What If The Prophet ﷺ Had Instagram?

If The Prophet ﷺ Had Instagram, Would He Even Use It?

Many Muslims wonder how the Prophet ﷺ would use modern technology. Would he post Islamic reminders? Share hadith? Create beneficial content online? A simple classroom discussion with Year 6 students revealed a surprising answer that challenges how we think about social media, intention, and what truly deserves our attention.


If The Prophet ﷺ Had Instagram, Would He Even Use It?

A few years ago, I asked my Year 6 students a simple question:

“If the Prophet ﷺ had an Instagram account, what would he post?”

The answers came quickly.

Students suggested:

  • Qur’an verses

  • Hadith reminders

  • Islamic videos

  • beneficial advice

All good answers.

All reasonable answers.

Then one student raised his hand and said:

“He wouldn’t post anything, Mister.”

I paused.

“Why not?”

He replied:

“Because he’d be too busy doing ibadah.”

I was dumbfounded.

Not because social media is wrong.

Not because sharing beneficial reminders is wrong.

But because a twelve-year-old had accidentally exposed something profound about modern life.

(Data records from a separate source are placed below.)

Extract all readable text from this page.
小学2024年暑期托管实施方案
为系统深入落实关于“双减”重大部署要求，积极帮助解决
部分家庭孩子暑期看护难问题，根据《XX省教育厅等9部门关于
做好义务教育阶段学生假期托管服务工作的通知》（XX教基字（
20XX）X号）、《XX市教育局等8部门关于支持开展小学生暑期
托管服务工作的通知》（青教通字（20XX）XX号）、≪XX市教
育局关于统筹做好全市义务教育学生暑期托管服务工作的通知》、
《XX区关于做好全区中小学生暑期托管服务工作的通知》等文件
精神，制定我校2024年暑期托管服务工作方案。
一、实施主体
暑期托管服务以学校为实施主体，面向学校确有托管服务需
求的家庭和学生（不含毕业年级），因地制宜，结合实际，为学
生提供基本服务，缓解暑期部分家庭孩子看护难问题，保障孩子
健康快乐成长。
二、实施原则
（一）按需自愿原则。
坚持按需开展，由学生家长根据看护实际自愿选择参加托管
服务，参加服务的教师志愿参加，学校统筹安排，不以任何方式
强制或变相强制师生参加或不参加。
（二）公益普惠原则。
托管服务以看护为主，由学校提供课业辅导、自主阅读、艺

The Assumption We All Make

Most of us assumed the Prophet ﷺ would use Instagram.

Why?

Because we live in a culture where visibility feels valuable.

We assume:

  • if something is beneficial, it should be posted

  • if something is important, it should be shared

  • if something is meaningful, it should be documented

The student questioned that assumption entirely.


Understanding The Answer Through The Pyramid

The DigitalDeen Pyramid helps explain why his answer felt so powerful.


1️⃣ Desire: We Want To Be Seen

At the bottom of the pyramid is desire.

Human beings naturally desire:

  • recognition

  • attention

  • affirmation

  • visibility

Social media amplifies these desires.

It constantly asks:

“What can you share next?”

“What can you post next?”

“What will people think?”

There is nothing inherently wrong with being seen.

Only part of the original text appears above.